The extent to which the transfer balance cap (TBC) indexation applies to an individual is determined by the peak recorded level of an SMSF member’s transfer balance account (TBA) amount, effectively eliminating any scope to manipulate the system, a sector specialist has said.
Speaking at the SMSF Virtual Day 2021 hosted by Smarter SMSF, SuperGuardian education manager Time Miller told delegates: “The indexation will occur not based on the balance in your transfer balance account at the time that indexation [was implemented], 1 July 2021, but we have indexation based on your highest [TBA amount] at any point in time within the [time the] transfer balance cap [was introduced].”
Miller pointed out this means an individual’s TBA cannot be manipulated to allow that member access to a greater portion of the indexation sum applied to the general TBC.
He illustrated this feature of the system using an example where an individual had commenced a $1.2 million pension during the 2021 financial year.

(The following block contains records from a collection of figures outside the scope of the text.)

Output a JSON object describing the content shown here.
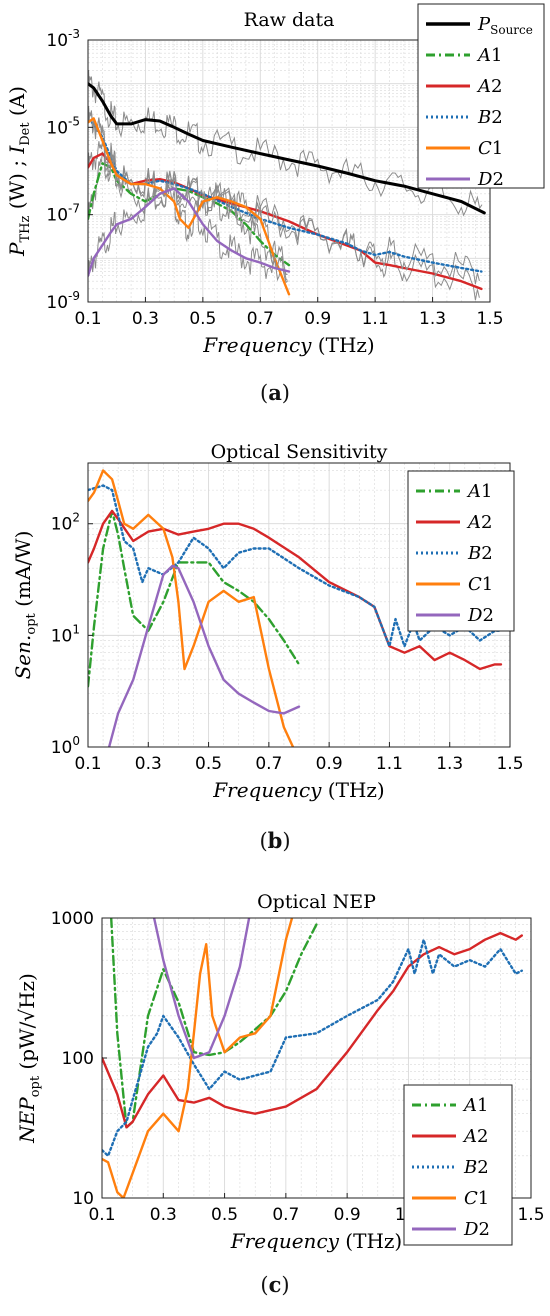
{
  "colors": {
    "black": "#000000",
    "gray": "#8c8c8c",
    "green": "#2ea02e",
    "red": "#d62728",
    "blue": "#1f6fb4",
    "orange": "#ff7f0e",
    "purple": "#9467bd",
    "grid": "#d9d9d9"
  },
  "panels": [
    {
      "caption": "a",
      "chart_data": {
        "type": "line",
        "title": "Raw data",
        "xlabel": "Frequency (THz)",
        "ylabel": "P_THz (W) ; I_Det (A)",
        "yscale": "log",
        "xlim": [
          0.1,
          1.5
        ],
        "ylim": [
          1e-09,
          0.001
        ],
        "xticks": [
          "0.1",
          "0.3",
          "0.5",
          "0.7",
          "0.9",
          "1.1",
          "1.3",
          "1.5"
        ],
        "xtick_values": [
          0.1,
          0.3,
          0.5,
          0.7,
          0.9,
          1.1,
          1.3,
          1.5
        ],
        "yticks": [
          "10-9",
          "10-7",
          "10-5",
          "10-3"
        ],
        "ytick_values": [
          1e-09,
          1e-07,
          1e-05,
          0.001
        ],
        "grid": true,
        "legend_position": "top-right",
        "series": [
          {
            "name": "P_Source",
            "color": "black",
            "style": "solid",
            "x": [
              0.1,
              0.12,
              0.15,
              0.18,
              0.2,
              0.25,
              0.3,
              0.35,
              0.4,
              0.45,
              0.5,
              0.6,
              0.7,
              0.8,
              0.9,
              1.0,
              1.1,
              1.2,
              1.3,
              1.4,
              1.48
            ],
            "y": [
              0.0001,
              8e-05,
              4e-05,
              1.8e-05,
              1.2e-05,
              1.2e-05,
              1.5e-05,
              1.4e-05,
              1e-05,
              7e-06,
              5e-06,
              3.5e-06,
              2.5e-06,
              1.8e-06,
              1.3e-06,
              9e-07,
              6e-07,
              4.5e-07,
              3e-07,
              2e-07,
              1.1e-07
            ]
          },
          {
            "name": "A1",
            "color": "green",
            "style": "dashdot",
            "x": [
              0.1,
              0.12,
              0.15,
              0.18,
              0.2,
              0.25,
              0.3,
              0.35,
              0.4,
              0.45,
              0.5,
              0.55,
              0.6,
              0.65,
              0.7,
              0.75,
              0.8
            ],
            "y": [
              8e-08,
              3e-07,
              1.5e-06,
              1.2e-06,
              6e-07,
              3e-07,
              2e-07,
              3e-07,
              4e-07,
              3.5e-07,
              2.5e-07,
              1.8e-07,
              1.2e-07,
              6e-08,
              2.5e-08,
              1.2e-08,
              7e-09
            ]
          },
          {
            "name": "A2",
            "color": "red",
            "style": "solid",
            "x": [
              0.1,
              0.12,
              0.15,
              0.18,
              0.2,
              0.25,
              0.3,
              0.35,
              0.4,
              0.45,
              0.5,
              0.6,
              0.7,
              0.8,
              0.9,
              1.0,
              1.05,
              1.1,
              1.15,
              1.2,
              1.3,
              1.4,
              1.47
            ],
            "y": [
              1.2e-06,
              2e-06,
              2.5e-06,
              1.5e-06,
              8e-07,
              5e-07,
              6e-07,
              6.5e-07,
              5.5e-07,
              4e-07,
              2.8e-07,
              1.8e-07,
              1.2e-07,
              7e-08,
              3.5e-08,
              2e-08,
              1.5e-08,
              8e-09,
              7e-09,
              6e-09,
              4.5e-09,
              3e-09,
              2e-09
            ]
          },
          {
            "name": "B2",
            "color": "blue",
            "style": "dotted",
            "x": [
              0.1,
              0.12,
              0.15,
              0.18,
              0.2,
              0.25,
              0.3,
              0.35,
              0.4,
              0.45,
              0.5,
              0.6,
              0.7,
              0.8,
              0.9,
              1.0,
              1.05,
              1.1,
              1.15,
              1.2,
              1.3,
              1.4,
              1.47
            ],
            "y": [
              1.5e-05,
              1.2e-05,
              6e-06,
              2e-06,
              1e-06,
              5e-07,
              5e-07,
              6e-07,
              5e-07,
              4e-07,
              3e-07,
              1.5e-07,
              8e-08,
              5e-08,
              3.5e-08,
              2.2e-08,
              1.5e-08,
              1.2e-08,
              1.4e-08,
              1.1e-08,
              8e-09,
              6e-09,
              5e-09
            ]
          },
          {
            "name": "C1",
            "color": "orange",
            "style": "solid",
            "x": [
              0.1,
              0.12,
              0.15,
              0.18,
              0.2,
              0.25,
              0.3,
              0.35,
              0.4,
              0.42,
              0.45,
              0.5,
              0.55,
              0.6,
              0.65,
              0.7,
              0.75,
              0.8
            ],
            "y": [
              1.3e-05,
              1.6e-05,
              5e-06,
              1.5e-06,
              8e-07,
              5e-07,
              5e-07,
              4e-07,
              2e-07,
              8e-08,
              5e-08,
              2e-07,
              2.5e-07,
              2e-07,
              1.5e-07,
              8e-08,
              1e-08,
              1.5e-09
            ]
          },
          {
            "name": "D2",
            "color": "purple",
            "style": "solid",
            "x": [
              0.1,
              0.12,
              0.15,
              0.18,
              0.2,
              0.25,
              0.3,
              0.35,
              0.4,
              0.45,
              0.5,
              0.55,
              0.6,
              0.65,
              0.7,
              0.75,
              0.8
            ],
            "y": [
              4e-09,
              1e-08,
              2e-08,
              4e-08,
              6e-08,
              8e-08,
              1.5e-07,
              3e-07,
              4e-07,
              2e-07,
              6e-08,
              2.5e-08,
              1.5e-08,
              1e-08,
              8e-09,
              6e-09,
              5e-09
            ]
          }
        ]
      }
    },
    {
      "caption": "b",
      "chart_data": {
        "type": "line",
        "title": "Optical Sensitivity",
        "xlabel": "Frequency (THz)",
        "ylabel": "Sen.opt (mA/W)",
        "yscale": "log",
        "xlim": [
          0.1,
          1.5
        ],
        "ylim": [
          1,
          350
        ],
        "xticks": [
          "0.1",
          "0.3",
          "0.5",
          "0.7",
          "0.9",
          "1.1",
          "1.3",
          "1.5"
        ],
        "xtick_values": [
          0.1,
          0.3,
          0.5,
          0.7,
          0.9,
          1.1,
          1.3,
          1.5
        ],
        "yticks": [
          "10^0",
          "10^1",
          "10^2"
        ],
        "ytick_values": [
          1,
          10,
          100
        ],
        "grid": true,
        "legend_position": "top-right",
        "series": [
          {
            "name": "A1",
            "color": "green",
            "style": "dashdot",
            "x": [
              0.1,
              0.12,
              0.15,
              0.18,
              0.2,
              0.22,
              0.25,
              0.3,
              0.35,
              0.4,
              0.45,
              0.5,
              0.55,
              0.6,
              0.65,
              0.7,
              0.75,
              0.8
            ],
            "y": [
              3.5,
              12,
              60,
              130,
              80,
              40,
              15,
              11,
              20,
              45,
              45,
              45,
              30,
              25,
              20,
              14,
              9,
              5.5
            ]
          },
          {
            "name": "A2",
            "color": "red",
            "style": "solid",
            "x": [
              0.1,
              0.12,
              0.15,
              0.18,
              0.2,
              0.25,
              0.3,
              0.35,
              0.4,
              0.45,
              0.5,
              0.55,
              0.6,
              0.65,
              0.7,
              0.8,
              0.9,
              1.0,
              1.05,
              1.1,
              1.15,
              1.2,
              1.25,
              1.3,
              1.35,
              1.4,
              1.45,
              1.47
            ],
            "y": [
              45,
              60,
              100,
              130,
              110,
              70,
              85,
              90,
              80,
              85,
              90,
              100,
              100,
              90,
              75,
              50,
              30,
              22,
              18,
              8,
              7,
              8,
              6,
              7,
              6,
              5,
              5.5,
              5.5
            ]
          },
          {
            "name": "B2",
            "color": "blue",
            "style": "dotted",
            "x": [
              0.1,
              0.15,
              0.18,
              0.2,
              0.22,
              0.25,
              0.28,
              0.3,
              0.35,
              0.4,
              0.45,
              0.5,
              0.55,
              0.6,
              0.65,
              0.7,
              0.8,
              0.9,
              1.0,
              1.05,
              1.1,
              1.12,
              1.15,
              1.18,
              1.2,
              1.25,
              1.3,
              1.35,
              1.4,
              1.45,
              1.47
            ],
            "y": [
              200,
              220,
              200,
              120,
              70,
              60,
              30,
              40,
              35,
              45,
              75,
              60,
              40,
              55,
              60,
              60,
              40,
              28,
              22,
              18,
              8,
              14,
              8,
              13,
              9,
              12,
              10,
              12,
              9,
              11,
              11
            ]
          },
          {
            "name": "C1",
            "color": "orange",
            "style": "solid",
            "x": [
              0.1,
              0.12,
              0.15,
              0.18,
              0.2,
              0.22,
              0.25,
              0.3,
              0.35,
              0.38,
              0.4,
              0.42,
              0.45,
              0.5,
              0.55,
              0.6,
              0.65,
              0.7,
              0.75,
              0.78
            ],
            "y": [
              160,
              190,
              300,
              250,
              160,
              100,
              90,
              120,
              90,
              50,
              20,
              5,
              8,
              20,
              25,
              20,
              22,
              5,
              1.5,
              1
            ]
          },
          {
            "name": "D2",
            "color": "purple",
            "style": "solid",
            "x": [
              0.17,
              0.2,
              0.25,
              0.3,
              0.35,
              0.38,
              0.4,
              0.45,
              0.5,
              0.55,
              0.6,
              0.65,
              0.7,
              0.75,
              0.8
            ],
            "y": [
              1,
              2,
              4,
              12,
              35,
              42,
              40,
              20,
              8,
              4,
              3,
              2.5,
              2.1,
              2,
              2.3
            ]
          }
        ]
      }
    },
    {
      "caption": "c",
      "chart_data": {
        "type": "line",
        "title": "Optical NEP",
        "xlabel": "Frequency (THz)",
        "ylabel": "NEP_opt (pW/√Hz)",
        "yscale": "log",
        "xlim": [
          0.1,
          1.5
        ],
        "ylim": [
          10,
          1000
        ],
        "xticks": [
          "0.1",
          "0.3",
          "0.5",
          "0.7",
          "0.9",
          "1.1",
          "1.3",
          "1.5"
        ],
        "xtick_values": [
          0.1,
          0.3,
          0.5,
          0.7,
          0.9,
          1.1,
          1.3,
          1.5
        ],
        "yticks": [
          "10",
          "100",
          "1000"
        ],
        "ytick_values": [
          10,
          100,
          1000
        ],
        "grid": true,
        "legend_position": "bottom-right",
        "series": [
          {
            "name": "A1",
            "color": "green",
            "style": "dashdot",
            "x": [
              0.13,
              0.15,
              0.18,
              0.2,
              0.25,
              0.3,
              0.35,
              0.4,
              0.45,
              0.5,
              0.55,
              0.6,
              0.65,
              0.7,
              0.75,
              0.8
            ],
            "y": [
              1000,
              150,
              32,
              35,
              200,
              430,
              250,
              110,
              105,
              110,
              130,
              160,
              200,
              300,
              550,
              900
            ]
          },
          {
            "name": "A2",
            "color": "red",
            "style": "solid",
            "x": [
              0.1,
              0.15,
              0.18,
              0.2,
              0.25,
              0.3,
              0.35,
              0.4,
              0.45,
              0.5,
              0.55,
              0.6,
              0.7,
              0.8,
              0.9,
              1.0,
              1.05,
              1.1,
              1.15,
              1.2,
              1.25,
              1.3,
              1.35,
              1.4,
              1.45,
              1.47
            ],
            "y": [
              100,
              55,
              32,
              35,
              55,
              75,
              50,
              48,
              52,
              45,
              42,
              40,
              45,
              60,
              110,
              220,
              300,
              450,
              550,
              620,
              550,
              600,
              700,
              780,
              700,
              750
            ]
          },
          {
            "name": "B2",
            "color": "blue",
            "style": "dotted",
            "x": [
              0.1,
              0.12,
              0.15,
              0.18,
              0.2,
              0.25,
              0.28,
              0.3,
              0.35,
              0.4,
              0.45,
              0.5,
              0.55,
              0.6,
              0.65,
              0.7,
              0.8,
              0.9,
              1.0,
              1.05,
              1.1,
              1.12,
              1.15,
              1.18,
              1.2,
              1.25,
              1.3,
              1.35,
              1.4,
              1.45,
              1.47
            ],
            "y": [
              22,
              20,
              30,
              35,
              50,
              120,
              150,
              200,
              140,
              90,
              60,
              80,
              70,
              75,
              80,
              140,
              150,
              200,
              260,
              350,
              600,
              400,
              700,
              400,
              550,
              450,
              500,
              450,
              600,
              400,
              420
            ]
          },
          {
            "name": "C1",
            "color": "orange",
            "style": "solid",
            "x": [
              0.1,
              0.12,
              0.15,
              0.17,
              0.2,
              0.25,
              0.3,
              0.35,
              0.38,
              0.4,
              0.42,
              0.44,
              0.46,
              0.5,
              0.55,
              0.6,
              0.65,
              0.7,
              0.72
            ],
            "y": [
              19,
              18,
              11,
              10,
              15,
              30,
              40,
              30,
              60,
              150,
              400,
              650,
              200,
              110,
              140,
              150,
              200,
              700,
              1000
            ]
          },
          {
            "name": "D2",
            "color": "purple",
            "style": "solid",
            "x": [
              0.27,
              0.3,
              0.35,
              0.4,
              0.45,
              0.5,
              0.55,
              0.58
            ],
            "y": [
              1000,
              500,
              200,
              100,
              110,
              200,
              450,
              1000
            ]
          }
        ]
      }
    }
  ]
}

This means the person would have used up 75 per cent of their TBC, leaving them an unused TBC portion of 25 per cent. Applying this to the indexation increase of $100,000, the member in question would be entitled to an indexation increase in their TBC of $25,000.
Under the indexation rules this result would not change if the SMSF member partially commuted their pension by $400,000 before 30 June 2021, leaving them with a TBA of $800,000, he pointed out.
“We have to take our highest [TBA] balance to determine what our unused cap percentage is, so in this instance, even though at the time of indexation our transfer balance account is $800,000, it looks as if we’ve got 50 per cent cap space, we’ve actually peaked at $1.2 [million], meaning our cap space is 25 per cent, which means the indexation is based on that,” he noted.